# Got mayo?



## Cdog (Mar 18, 2002)

Well its not really a recipe per se but someone turned me on to mayo a while back. Here's how I did my last fish dinner.

Took a slab of fresh striper, maybe a qtr pound. Marrinated it in Italian dressing for a coulpe of hours. Pulled out of dressing an aplied a thin coat of mayo to both sides. Sprinkled with salt,pepper,lemonsalt,garlic powder an basil. Put in oven an broiled until flaky. Add peas and corn an tater tots. Real tasty an stays moist.
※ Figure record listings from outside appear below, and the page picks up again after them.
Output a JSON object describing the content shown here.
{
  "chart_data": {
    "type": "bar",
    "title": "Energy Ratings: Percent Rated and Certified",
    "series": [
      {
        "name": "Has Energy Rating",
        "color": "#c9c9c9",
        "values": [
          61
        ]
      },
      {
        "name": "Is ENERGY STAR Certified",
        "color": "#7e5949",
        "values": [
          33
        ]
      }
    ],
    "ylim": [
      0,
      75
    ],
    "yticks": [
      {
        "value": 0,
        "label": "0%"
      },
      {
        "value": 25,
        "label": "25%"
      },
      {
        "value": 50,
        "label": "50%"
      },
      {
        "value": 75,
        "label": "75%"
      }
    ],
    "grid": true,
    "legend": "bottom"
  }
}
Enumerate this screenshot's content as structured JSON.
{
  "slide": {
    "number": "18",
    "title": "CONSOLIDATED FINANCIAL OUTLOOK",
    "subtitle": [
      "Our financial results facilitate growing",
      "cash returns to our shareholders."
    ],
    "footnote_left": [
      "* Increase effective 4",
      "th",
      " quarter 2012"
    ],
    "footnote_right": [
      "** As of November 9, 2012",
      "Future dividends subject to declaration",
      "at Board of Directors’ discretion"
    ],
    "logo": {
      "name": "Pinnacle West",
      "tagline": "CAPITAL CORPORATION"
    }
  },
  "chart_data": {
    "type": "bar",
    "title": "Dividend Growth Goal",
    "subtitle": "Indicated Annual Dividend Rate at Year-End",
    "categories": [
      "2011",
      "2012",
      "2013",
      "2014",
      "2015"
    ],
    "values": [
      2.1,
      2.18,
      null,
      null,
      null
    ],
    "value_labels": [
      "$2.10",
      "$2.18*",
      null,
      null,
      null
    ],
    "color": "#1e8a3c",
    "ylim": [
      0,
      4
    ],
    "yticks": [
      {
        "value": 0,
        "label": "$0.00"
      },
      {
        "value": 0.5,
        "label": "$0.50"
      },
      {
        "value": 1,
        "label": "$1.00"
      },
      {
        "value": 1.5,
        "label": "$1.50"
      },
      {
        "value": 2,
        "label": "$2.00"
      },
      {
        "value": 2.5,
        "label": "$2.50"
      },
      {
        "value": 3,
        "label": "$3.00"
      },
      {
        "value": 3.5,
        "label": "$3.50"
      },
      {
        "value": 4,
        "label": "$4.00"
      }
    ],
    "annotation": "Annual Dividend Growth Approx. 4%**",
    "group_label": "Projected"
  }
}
Well there's my contribution to th board.


----------



## Topsailbum (Apr 10, 2003)

chef clay when ya gonna get ya own show?


----------



## Cdog (Mar 18, 2002)

*LMAO*

Thats my only way I know to cook fish!


----------



## paulyseggs (Feb 24, 2004)

i;ve done almost the same thing with medium sized bluefish fillets, instead of plain mayo i use ceasar dressing or ranch, then grill em in tin foil or if your really wanna have a good meal toss em on a untreated hardwood plank and let em bake by a fire, trick to the plank is you gotta get it charred good then put the filet skin side down right on it and let it go. i like nut woods or apple as far as planks go...


----------



## Anthony (Jul 3, 2002)

I make bluefish using a fennel mayo topping then broiling it. Here's my recipe,

two 8-ounce skinless bluefish fillets
For fennel mayonnaise:
1 teaspoon fennel seeds
1 large garlic clove
1/2 teaspoon salt
2 tablespoons mayonnaise
1/2 tablespoon fresh lemon juice

Toast fennel seeds in a small pan till fragrant, then mince with garlic and salt. Then transfer to a small bowl and mix in remaining ingredients. Arrange bluefish in a pan and spread fennel mayo evenly over the top of the fillets. Broil for 7 minutes and enjoy  .

You can play with the ingredients but this is a good recipe to follow. You can use this for any type of mackeral as well.


----------